- Born: October 21, 1859
- Died: October 27, 1926 (aged 67)
- Resting place: Oakland Cemetery, Gaffney, South Carolina, U.S.
- Education: Limestone College Wofford College
- Occupations: Farmer, educator, politician
- Spouse: Frances Amos
- Children: 2 sons (including Charles Madison Sarratt), 2 daughters
- Parent(s): James Madison Sarratt Julia Ann Lipscomb

= Robert Clifton Sarratt =

American politician

Robert Clifton Sarratt (1859–1926) was an American farmer, educator and politician. He served as a member of the South Carolina House of Representatives and the South Carolina Senate, representing Cherokee County, South Carolina.

==Early life==
Robert Clifton Sarrat was born on October 21, 1859. His father was James Madison Sarratt and his mother, Julia Ann Lipscomb. He had twelve siblings. His paternal family was of Welsh descent. Sarratt Creek was named after his great-grandfather, John Sarratt, who settled in South Carolina prior to the American Revolutionary War.

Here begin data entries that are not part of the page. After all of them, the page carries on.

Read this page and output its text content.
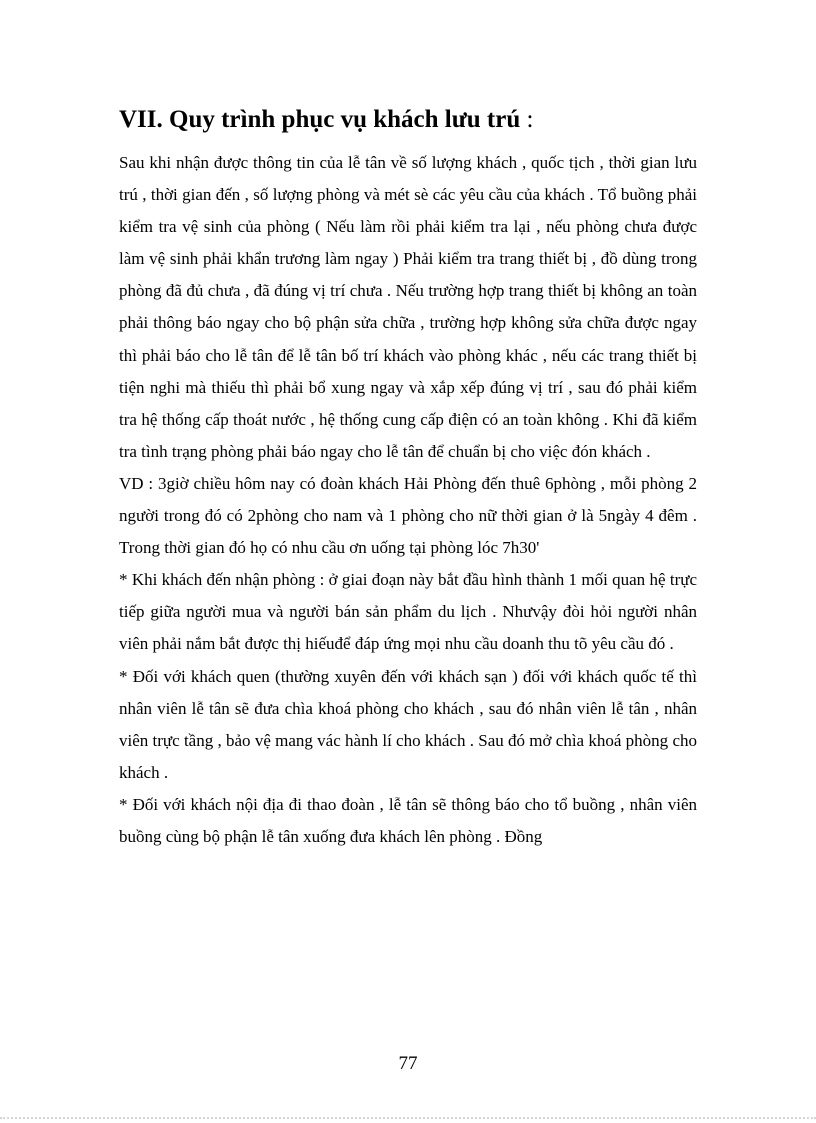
VII. Quy trình phục vụ khách lưu trú :

Sau khi nhận được thông tin của lễ tân về số lượng khách , quốc tịch , thời gian lưu trú , thời gian đến , số lượng phòng và mét sè các yêu cầu của khách . Tổ buồng phải kiểm tra vệ sinh của phòng ( Nếu làm rồi phải kiểm tra lại , nếu phòng chưa được làm vệ sinh phải khẩn trương làm ngay ) Phải kiểm tra trang thiết bị , đồ dùng trong phòng đã đủ chưa , đã đúng vị trí chưa . Nếu trường hợp trang thiết bị không an toàn phải thông báo ngay cho bộ phận sửa chữa , trường hợp không sửa chữa được ngay thì phải báo cho lễ tân để lễ tân bố trí khách vào phòng khác , nếu các trang thiết bị tiện nghi mà thiếu thì phải bổ xung ngay và xắp xếp đúng vị trí , sau đó phải kiểm tra hệ thống cấp thoát nước , hệ thống cung cấp điện có an toàn không . Khi đã kiểm tra tình trạng phòng phải báo ngay cho lễ tân để chuẩn bị cho việc đón khách .

VD : 3giờ chiều hôm nay có đoàn khách Hải Phòng đến thuê 6phòng , mỗi phòng 2 người trong đó có 2phòng cho nam và 1 phòng cho nữ thời gian ở là 5ngày 4 đêm . Trong thời gian đó họ có nhu cầu ơn uống tại phòng lóc 7h30'

* Khi khách đến nhận phòng : ở giai đoạn này bắt đầu hình thành 1 mối quan hệ trực tiếp giữa người mua và người bán sản phẩm du lịch . Nhưvậy đòi hỏi người nhân viên phải nắm bắt được thị hiếuđể đáp ứng mọi nhu cầu doanh thu tõ yêu cầu đó .

* Đối với khách quen (thường xuyên đến với khách sạn ) đối với khách quốc tế thì nhân viên lễ tân sẽ đưa chìa khoá phòng cho khách , sau đó nhân viên lễ tân , nhân viên trực tầng , bảo vệ mang vác hành lí cho khách . Sau đó mở chìa khoá phòng cho khách .

* Đối với khách nội địa đi thao đoàn , lễ tân sẽ thông báo cho tổ buồng , nhân viên buồng cùng bộ phận lễ tân xuống đưa khách lên phòng . Đồng

77
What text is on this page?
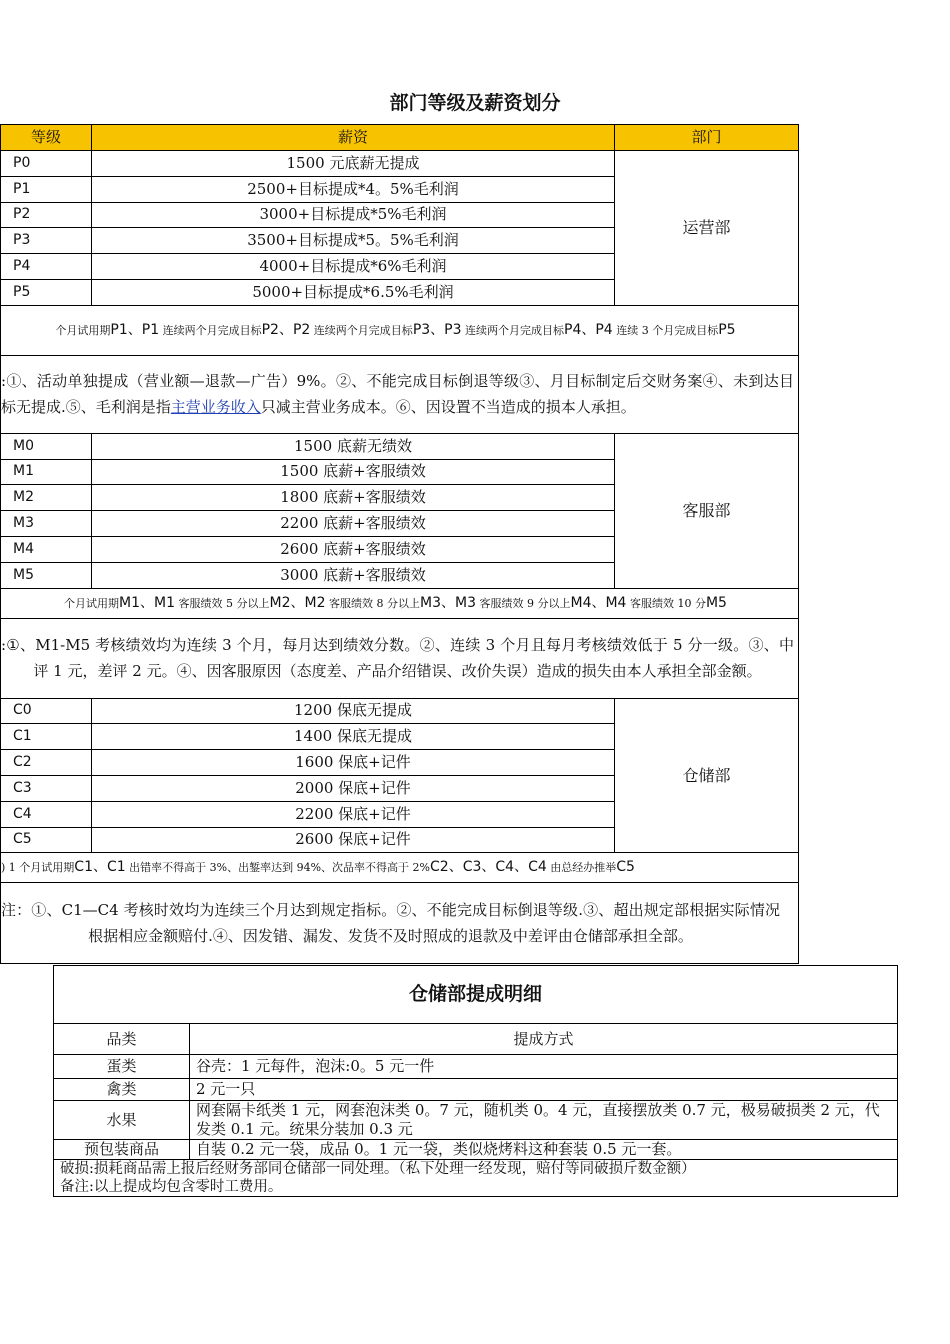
部门等级及薪资划分
等级	薪资	部门
P0	1500 元底薪无提成	运营部
P1	2500+目标提成*4。5%毛利润	
P2	3000+目标提成*5%毛利润	
P3	3500+目标提成*5。5%毛利润	
P4	4000+目标提成*6%毛利润	
P5	5000+目标提成*6.5%毛利润	
个月试用期P1、P1 连续两个月完成目标P2、P2 连续两个月完成目标P3、P3 连续两个月完成目标P4、P4 连续 3 个月完成目标P5		
:①、活动单独提成（营业额—退款—广告）9%。②、不能完成目标倒退等级③、月目标制定后交财务案④、未到达目标无提成.⑤、毛利润是指主营业务收入只减主营业务成本。⑥、因设置不当造成的损本人承担。		
M0	1500 底薪无绩效	客服部
M1	1500 底薪+客服绩效	
M2	1800 底薪+客服绩效	
M3	2200 底薪+客服绩效	
M4	2600 底薪+客服绩效	
M5	3000 底薪+客服绩效	
个月试用期M1、M1 客服绩效 5 分以上M2、M2 客服绩效 8 分以上M3、M3 客服绩效 9 分以上M4、M4 客服绩效 10 分M5		
:①、M1-M5 考核绩效均为连续 3 个月，每月达到绩效分数。②、连续 3 个月且每月考核绩效低于 5 分一级。③、中评 1 元，差评 2 元。④、因客服原因（态度差、产品介绍错误、改价失误）造成的损失由本人承担全部金额。		
C0	1200 保底无提成	仓储部
C1	1400 保底无提成	
C2	1600 保底+记件	
C3	2000 保底+记件	
C4	2200 保底+记件	
C5	2600 保底+记件	
) 1 个月试用期C1、C1 出错率不得高于 3%、出錾率达到 94%、次品率不得高于 2%C2、C3、C4、C4 由总经办推举C5		
注：①、C1—C4 考核时效均为连续三个月达到规定指标。②、不能完成目标倒退等级.③、超出规定部根据实际情况根据相应金额赔付.④、因发错、漏发、发货不及时照成的退款及中差评由仓储部承担全部。		
仓储部提成明细	
品类	提成方式
蛋类	谷壳：1 元每件，泡沫:0。5 元一件
禽类	2 元一只
水果	网套隔卡纸类 1 元，网套泡沫类 0。7 元，随机类 0。4 元，直接摆放类 0.7 元，极易破损类 2 元，代发类 0.1 元。统果分装加 0.3 元
预包装商品	自装 0.2 元一袋，成品 0。1 元一袋，类似烧烤料这种套装 0.5 元一套。

破损:损耗商品需上报后经财务部同仓储部一同处理。（私下处理一经发现，赔付等同破损斤数金额）
备注:以上提成均包含零时工费用。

Sarratt graduated from Limestone College and Wofford College.

==Career==
Sarratt inherited a farm near Providence, South Carolina. He farmed in the summer and taught school in Gaffney, South Carolina in the winter. He eventually became the city superintendent for all schools in Gaffney.

Sarratt served as a member of the South Carolina House of Representatives and the South Carolina Senate, representing Cherokee County, South Carolina.

==Personal life and death==
Sarratt married Frances Amos, the daughter of Confederate veteran and Inman cotton plantation owner Charles McAlwreath Amos and granddaughter of Charles Amos, the co-owner of the Cowpens Iron Works and a slaveholder in the antebellum era. Their wedding was held on July 6, 1887 in Spartanburg, South Carolina. They resided on a farm near the Pacolet River on West Frederick Street in Gaffney, South Carolina. They had two sons and two daughters. One of his sons, Charles Madison Sarratt, became a dean of students and later dean of alumni at Vanderbilt University, where the Sarratt Student Center is named in his honor.

Sarratt died on October 27, 1926. His funeral was conducted by a Baptist minister, and he was buried in the Oakland Cemetery in Gaffney, South Carolina.